Я еду на речном трамвайчике по Москве-реке и сквозь невнятный гул слышу членораздельную речь. Маленький мальчик, который размышляет о том, почему волны на реке разной величины. Понимаете? Не лепечет бред, а раз-мыш-ляет!!!

Пятилетняя девочка на марше Бессмертного полка, одетая в форму медсестры времен Великой Отечественной войны. Вы думаете ей не объяснили, во что ее одевают? Вы думаете это маскарад? Спросите у нее, она вам объяснит. И в ее словах я слышу эхо будущего, а не отголоски прошлого. Папа держит на плечах не просто свою дочь, на его плечах будущее его страны, его будущая страна. И моя.

До 2010 года во мне самом  была пустота.
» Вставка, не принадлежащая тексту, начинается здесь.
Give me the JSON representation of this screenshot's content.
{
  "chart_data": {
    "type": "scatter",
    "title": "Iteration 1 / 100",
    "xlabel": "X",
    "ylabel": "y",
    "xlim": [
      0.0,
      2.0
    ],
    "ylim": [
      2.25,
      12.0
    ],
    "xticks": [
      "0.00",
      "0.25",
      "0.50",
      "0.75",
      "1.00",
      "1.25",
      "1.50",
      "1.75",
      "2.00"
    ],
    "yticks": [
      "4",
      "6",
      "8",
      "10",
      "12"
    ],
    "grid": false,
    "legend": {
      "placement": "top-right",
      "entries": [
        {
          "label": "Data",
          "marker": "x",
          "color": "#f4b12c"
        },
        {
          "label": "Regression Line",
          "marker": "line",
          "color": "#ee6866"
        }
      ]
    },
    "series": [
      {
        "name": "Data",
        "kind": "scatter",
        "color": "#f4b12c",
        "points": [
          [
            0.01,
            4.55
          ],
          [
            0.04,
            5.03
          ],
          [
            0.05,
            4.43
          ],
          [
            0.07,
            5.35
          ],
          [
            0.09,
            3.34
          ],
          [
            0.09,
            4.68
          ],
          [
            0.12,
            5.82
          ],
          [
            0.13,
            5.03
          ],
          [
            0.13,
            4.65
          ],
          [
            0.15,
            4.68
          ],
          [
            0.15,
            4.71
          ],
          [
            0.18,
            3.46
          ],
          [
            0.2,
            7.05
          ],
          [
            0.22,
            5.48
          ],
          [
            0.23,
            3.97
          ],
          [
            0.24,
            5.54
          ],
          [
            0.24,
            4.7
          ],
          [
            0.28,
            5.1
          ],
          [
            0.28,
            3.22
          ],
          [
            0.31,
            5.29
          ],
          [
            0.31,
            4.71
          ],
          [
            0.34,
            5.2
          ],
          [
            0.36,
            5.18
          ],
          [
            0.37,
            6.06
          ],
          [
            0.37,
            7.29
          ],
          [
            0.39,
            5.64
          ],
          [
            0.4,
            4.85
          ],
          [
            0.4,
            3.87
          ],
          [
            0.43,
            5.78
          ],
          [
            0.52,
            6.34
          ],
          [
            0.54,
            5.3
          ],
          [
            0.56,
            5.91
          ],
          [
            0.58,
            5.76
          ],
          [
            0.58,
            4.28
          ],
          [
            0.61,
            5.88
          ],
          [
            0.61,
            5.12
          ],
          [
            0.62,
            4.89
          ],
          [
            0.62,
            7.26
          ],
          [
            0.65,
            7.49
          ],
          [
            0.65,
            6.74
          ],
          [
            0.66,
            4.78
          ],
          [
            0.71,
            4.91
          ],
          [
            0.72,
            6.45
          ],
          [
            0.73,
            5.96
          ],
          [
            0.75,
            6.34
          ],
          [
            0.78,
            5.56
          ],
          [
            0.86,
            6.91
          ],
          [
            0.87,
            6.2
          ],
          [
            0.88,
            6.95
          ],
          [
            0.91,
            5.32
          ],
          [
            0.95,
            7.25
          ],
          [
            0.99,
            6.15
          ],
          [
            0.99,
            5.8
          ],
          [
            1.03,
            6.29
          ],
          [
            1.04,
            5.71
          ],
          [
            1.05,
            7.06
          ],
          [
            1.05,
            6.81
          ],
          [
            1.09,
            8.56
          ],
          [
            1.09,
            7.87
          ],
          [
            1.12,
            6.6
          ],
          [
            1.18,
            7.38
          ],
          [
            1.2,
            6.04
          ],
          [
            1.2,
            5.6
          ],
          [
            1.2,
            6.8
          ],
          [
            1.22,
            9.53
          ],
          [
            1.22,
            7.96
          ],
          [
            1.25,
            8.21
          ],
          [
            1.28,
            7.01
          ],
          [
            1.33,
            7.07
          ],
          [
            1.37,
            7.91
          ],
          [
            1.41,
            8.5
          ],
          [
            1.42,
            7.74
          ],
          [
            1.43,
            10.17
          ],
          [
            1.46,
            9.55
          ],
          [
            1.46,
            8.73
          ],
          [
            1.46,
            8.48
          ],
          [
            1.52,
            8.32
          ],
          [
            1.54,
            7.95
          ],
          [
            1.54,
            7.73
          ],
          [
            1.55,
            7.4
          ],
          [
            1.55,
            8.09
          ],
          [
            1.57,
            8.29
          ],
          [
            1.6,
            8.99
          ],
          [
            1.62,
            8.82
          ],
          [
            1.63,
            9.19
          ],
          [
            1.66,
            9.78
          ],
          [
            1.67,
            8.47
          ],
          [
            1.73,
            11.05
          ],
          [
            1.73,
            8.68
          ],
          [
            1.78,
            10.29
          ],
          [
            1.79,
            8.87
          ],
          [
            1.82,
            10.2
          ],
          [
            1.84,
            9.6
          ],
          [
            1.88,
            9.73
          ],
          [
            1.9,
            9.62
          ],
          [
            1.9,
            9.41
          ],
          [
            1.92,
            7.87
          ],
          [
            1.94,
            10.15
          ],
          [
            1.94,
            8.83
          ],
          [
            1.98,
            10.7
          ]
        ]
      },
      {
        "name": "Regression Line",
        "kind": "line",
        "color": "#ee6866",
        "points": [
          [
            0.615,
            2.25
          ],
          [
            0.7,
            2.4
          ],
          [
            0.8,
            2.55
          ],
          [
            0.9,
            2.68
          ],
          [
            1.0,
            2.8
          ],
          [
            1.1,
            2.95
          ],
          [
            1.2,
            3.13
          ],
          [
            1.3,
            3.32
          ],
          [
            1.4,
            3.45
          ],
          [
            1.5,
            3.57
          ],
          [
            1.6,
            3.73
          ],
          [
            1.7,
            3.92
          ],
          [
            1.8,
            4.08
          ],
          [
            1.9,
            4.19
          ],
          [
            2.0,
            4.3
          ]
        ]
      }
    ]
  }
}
Я каждый день падал в эту бездну, в эту разрастающуюся пустоту. Каждый шаг был падением, а не продвижением.

Но потом во мне стал пробуждаться новый человек, человек, который хочет жить в моей будущей стране. Это он, с неокрепшими мускулами стал тверже жать руку, это он стал пристальнее смотреть из моих глаз, а в моем голосе стала пробуждаться его убедительность. Его хотели убить во мне на протяжении двадцати лет. Хотели, чтобы я так и остался ходить согнутым, понурым, смотрящим в пол. Но мой человек распрямляет спину, расправляет плечи и смотрит прямым взглядом в мою страну.

Я прислушиваюсь к себе и понимаю: его не убили, потому что его не было во мне. Он только сейчас начинает рождаться и крепнуть. Можно убить человека прошлого, но убить человека будущего нельзя. Можно не дать ему родиться. Но каким-то чудом во мне крепнет его мускулатура, его взгляд становится тверже, а голос убедительнее. Иногда я смотрю на людей и осознаю, что это смотрю не я, а тот человек будущего, который хочет жить в моей будущей стране.

Потерять веру в свою страну легко. Для этого достаточно потерять веру в людей. А потерять веру в людей еще легче. Для этого нужно потерять веру в себя.

Моя будущая страна жива, пока жива вера в нее. И новым взглядом я продолжаю вглядываться в лица и искать эхо будущего. Я иду по моей стране, по современной России, по которой проложен путь в мою будущую страну.